Dani and I just got back from a two week trip to Italy. I made a post about how my mental health was actually worse on vacation that resulted in some cool conversations with people who can relate. I figured I'd expand on that a bit more for this week's newsletter.
I started to feel some of those old, familiar feelings of depression. I had conflicting feelings. I was restless and ambitious, wanting to change everything and being mad at the world. Then, I also had this desire to slow down the pace of my life and have some deep rest. I kept toggling between the two throughout the trip. I got inexplicably crabby and short. I was looking around at all of these happy people. People smiling and laughing, drinking their alcohol, eating their pasta and taking their selfies. But, I didn't feel those feelings and started to wonder if something was wrong with me.
I'm supposed to be enjoying this, right?
At the beginning of the trip, I tried to keep these feelings to myself. I didn't want to bum Dani out. But she could tell and pressed me. Once I shared, the entire tone of the rest of our trip changed. I didn't feel the pressure to have a good time, and I ended up having a better time.
It turns out she can relate, too.
This wasn't a new feeling for me. I've had it before. I was deep in my depression during a trip to St. Croix in April 2021. Covid and political unrest in Minneapolis made an already bad mental state quite a bit worse. I had a heavy duty meltdown. Complete with spiking my sunglasses. I also had a jet lag meltdown when I first got to Italy when I studied abroad there during my junior year of college.
I think I experienced these feelings on this trip in part because I haven't drank in over a year. Alcohol was a common part of vacations that would numb some of that pain. It was mostly delaying it for a tidal wave of "Sunday Scaries." But I didn't give myself the option to NOT feel these feelings.
That said, the main driver of this mental situation I was in on this trip to Italy was obvious. I had just completely flipped my lifestyle on it's head. My sleep was insane and my diet completely changed from clean, whole foods to loads of refined carbs and sugar. Refined carbs aren't quite the same in Italy, but I'd had virtually no gluten in the 49 days leading up to this trip. I went from exercising 90+ minutes per day to getting a couple bodyweight moves in here and there.
I went from being disciplined to a dopamine fiend. I was chasing dopamine all day, which results in a subsequent drop in dopamine. I was controlling the highs, which gave me lows. During my 75 hard, I've been controlling the lows, which gives me highs.

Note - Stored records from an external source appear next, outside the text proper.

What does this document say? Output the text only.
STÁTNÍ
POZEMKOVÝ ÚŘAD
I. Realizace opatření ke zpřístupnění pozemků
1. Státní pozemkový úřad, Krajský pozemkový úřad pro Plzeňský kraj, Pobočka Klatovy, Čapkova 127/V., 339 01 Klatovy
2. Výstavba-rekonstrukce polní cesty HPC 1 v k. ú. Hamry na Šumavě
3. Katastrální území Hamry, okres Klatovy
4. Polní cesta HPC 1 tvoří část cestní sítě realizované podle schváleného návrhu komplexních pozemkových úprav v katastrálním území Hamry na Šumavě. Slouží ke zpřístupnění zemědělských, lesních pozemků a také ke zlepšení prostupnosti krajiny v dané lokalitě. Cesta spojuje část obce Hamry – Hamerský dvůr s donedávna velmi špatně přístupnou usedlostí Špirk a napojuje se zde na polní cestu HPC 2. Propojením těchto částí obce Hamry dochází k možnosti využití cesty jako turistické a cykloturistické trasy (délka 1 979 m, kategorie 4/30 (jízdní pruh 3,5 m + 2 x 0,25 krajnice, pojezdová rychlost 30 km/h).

Since the cause of these feelings was so obvious, it was actually relatively easy to brush them aside. They certainly weren't fun things to feel, but when I can very clearly define the cause and have a light at the end of the tunnel, it's much easier to endure.
It was also a good reminder of something one of my old therapists told me. Depression and enjoying things in life aren't mutually exclusive. You can have depression on vacation and have a good time on vacation.
I really did have a great time.
Typically, my vacation depression comes in the form of dreading going back to real life. The reduction in stress from getting away is extremely noticeable, and it's hard to let go of. I have a compulsion to pick at any and all blemishes on my body, whether it's acne or not. It's worse when I'm stressed. I often have scabs on my face and back as a result. I almost always come home from vacation with clear skin.
But this time was different. I was grieving the loss of my routine. Almost like having withdrawals. I was able to flip that around into a positive. This means the the life I have created at home is a good one. My mind and body appreciate it. I'm still getting things dialed in. I'll always be learning. I'll still always want to go on trips to learn and explore. But, that's the dream. To enjoy home life that much. To where it's better than vacation.
I learned in a work training that taking time off shouldn't be for rest, it should be for play. You should be controlling your need for rest while you are working through balance. I think the realization I'm coming to is that we tend to chase pleasure-filled vacations as opposed to meaningful vacations. The result is that we return to work even more burnt out.
Though I had some tough feelings on this trip, I had an incredibly meaningful experience with my wife that I'll never forget. And for that reason, I think it was a perfect vacation.